Various plots for quality control and exploration of variant files.

Prerequisites

Dialog

QC plots dialog
Select samples
Select the samples you want to include. Note: For scatter plots and histograms there will be one plot per selected sample.

Comparative plots
Each of these produce a single scatter plot, where each dot represents a sample. With 12 or fewer selected samples, they get different symbols, and a legend is included in the plot. If Write to text is checked, the coordinates of all plotted points will be written to the specified file.


Scatter plots
Produces a grid of scatter plots (one for each selected sample) of the two columns. Only works for numerical entries. (If there are non-numerical entries in a column you want to plot, add an appropriate column filter before opening the plot dialog.) Each point represents a single variant, color coded according to genotype. If the parameter Thin by is an integer k > 1, then only every k'th variant is plotted. Finally, the transparency of the plot symbols can be controlled by the Transp. parameter (0=fully transparent, 1=no transparency).

Histogram plots
Produces histograms - one for each selected sample - of a numerical column.

Practical tips

Tip 1: Before making QC plots it is recommended to apply filters removing low quality variants. This is particularly important for the Gender plot. All plots are produced from the filtered samples.
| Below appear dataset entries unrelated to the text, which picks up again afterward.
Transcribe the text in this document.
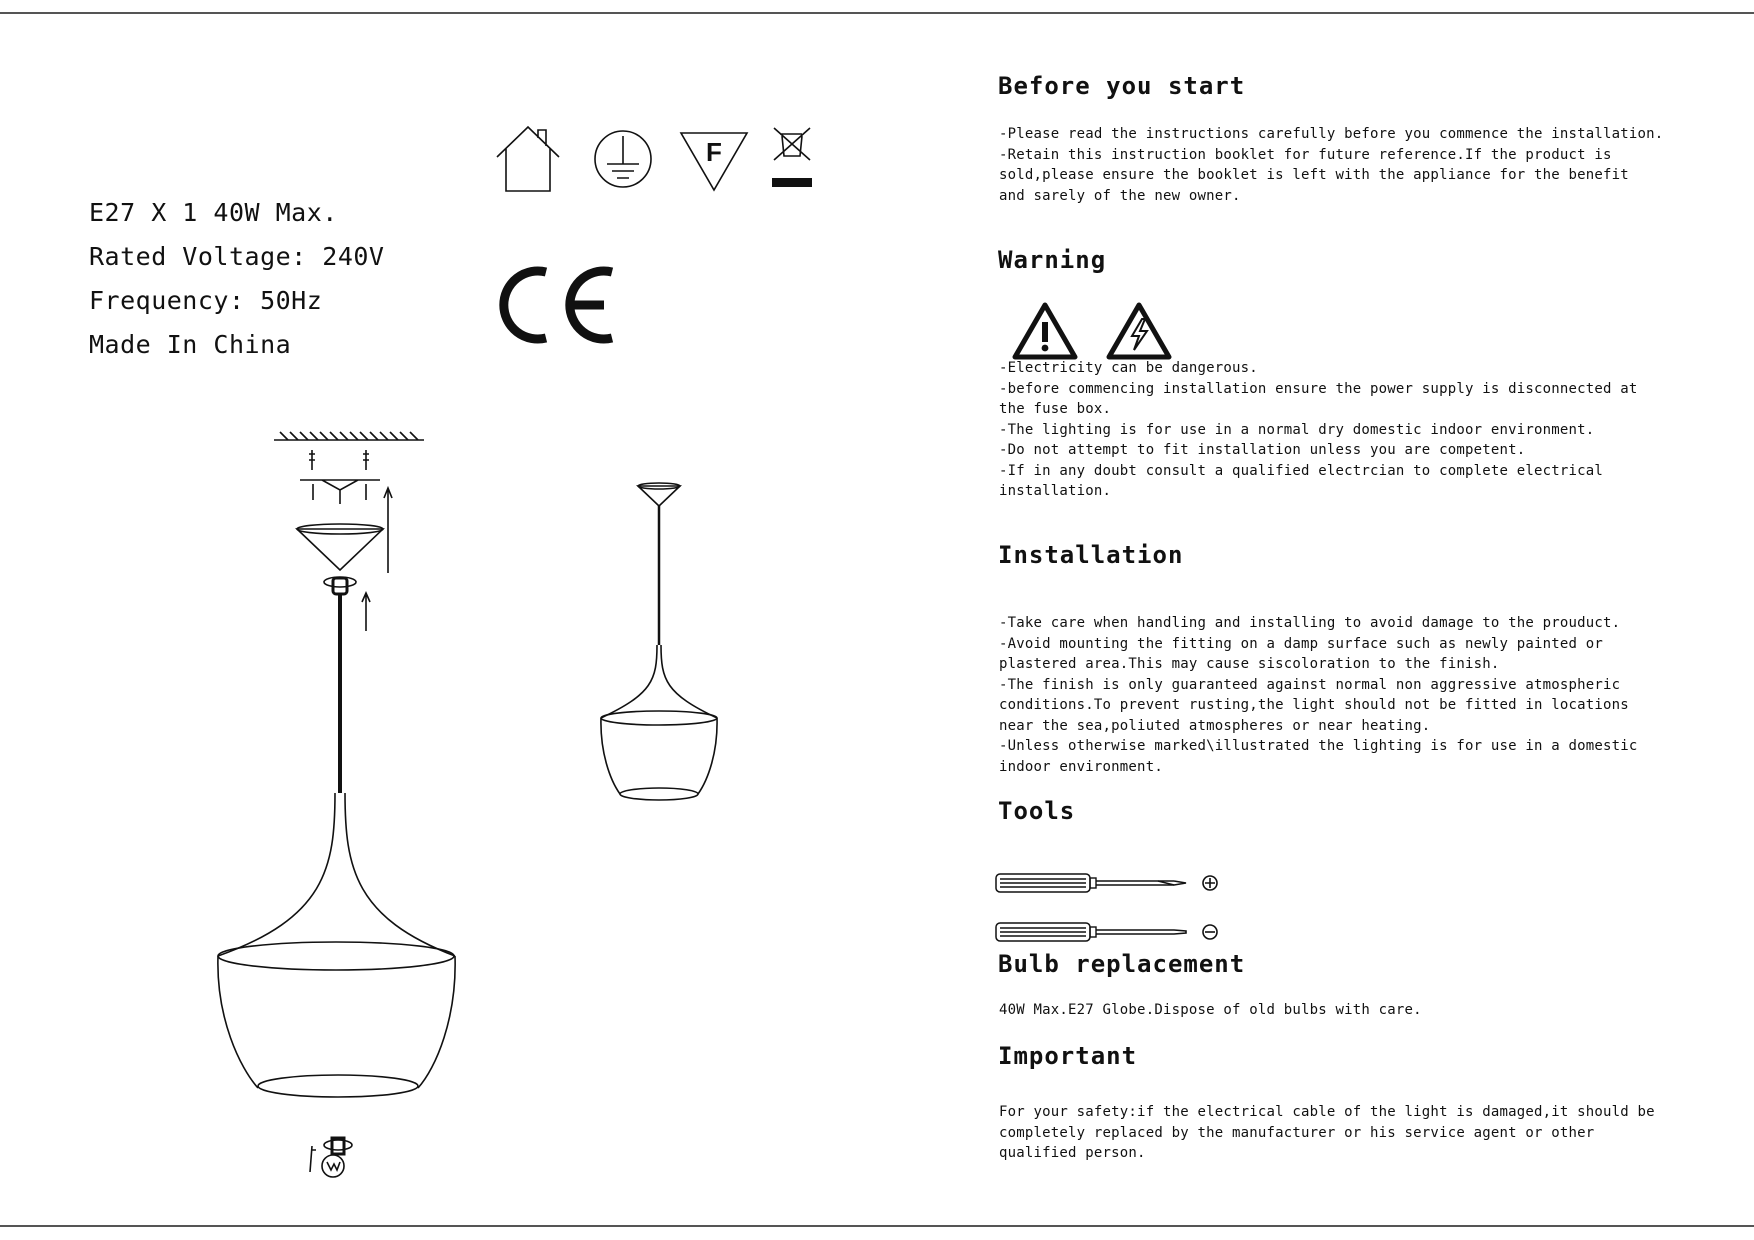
E27 X 1 40W Max.
Rated Voltage: 240V
Frequency: 50Hz
Made In China
F
CE
Before you start

-Please read the instructions carefully before you commence the installation.

-Retain this instruction booklet for future reference.If the product is

sold,please ensure the booklet is left with the appliance for the benefit

and sarely of the new owner.

Warning

-Electricity can be dangerous.

-before commencing installation ensure the power supply is disconnected at

the fuse box.

-The lighting is for use in a normal dry domestic indoor environment.

-Do not attempt to fit installation unless you are competent.

-If in any doubt consult a qualified electrcian to complete electrical

installation.

Installation

-Take care when handling and installing to avoid damage to the prouduct.

-Avoid mounting the fitting on a damp surface such as newly painted or

plastered area.This may cause siscoloration to the finish.

-The finish is only guaranteed against normal non aggressive atmospheric

conditions.To prevent rusting,the light should not be fitted in locations

near the sea,poliuted atmospheres or near heating.

-Unless otherwise marked\illustrated the lighting is for use in a domestic

indoor environment.

Tools
Bulb replacement

40W Max.E27 Globe.Dispose of old bulbs with care.

Important

For your safety:if the electrical cable of the light is damaged,it should be

completely replaced by the manufacturer or his service agent or other

qualified person.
Tip 2: With more than 12 samples, there is no legend in the comparative plots. To find out which sample belongs to which dot, use the Write to text option. This gives you exact coordinates for all the samples.

Tip 3: The Gender and Private variants in combination gives a quick way of deducing who's who in a trio: First identify the child as the one with (close to) zero private variants, and then use the gender estimates of the two remaining individuals to pinpoint the mother and father.

Tip 4: The scatter plots and histograms may be distorted to the point of uselessness by a few outliers. If this happens, close the QC PLOTS dialog, and add a column filter which removes the extreme values. Then try plotting again.

Algorithm

Not relevant for this analysis.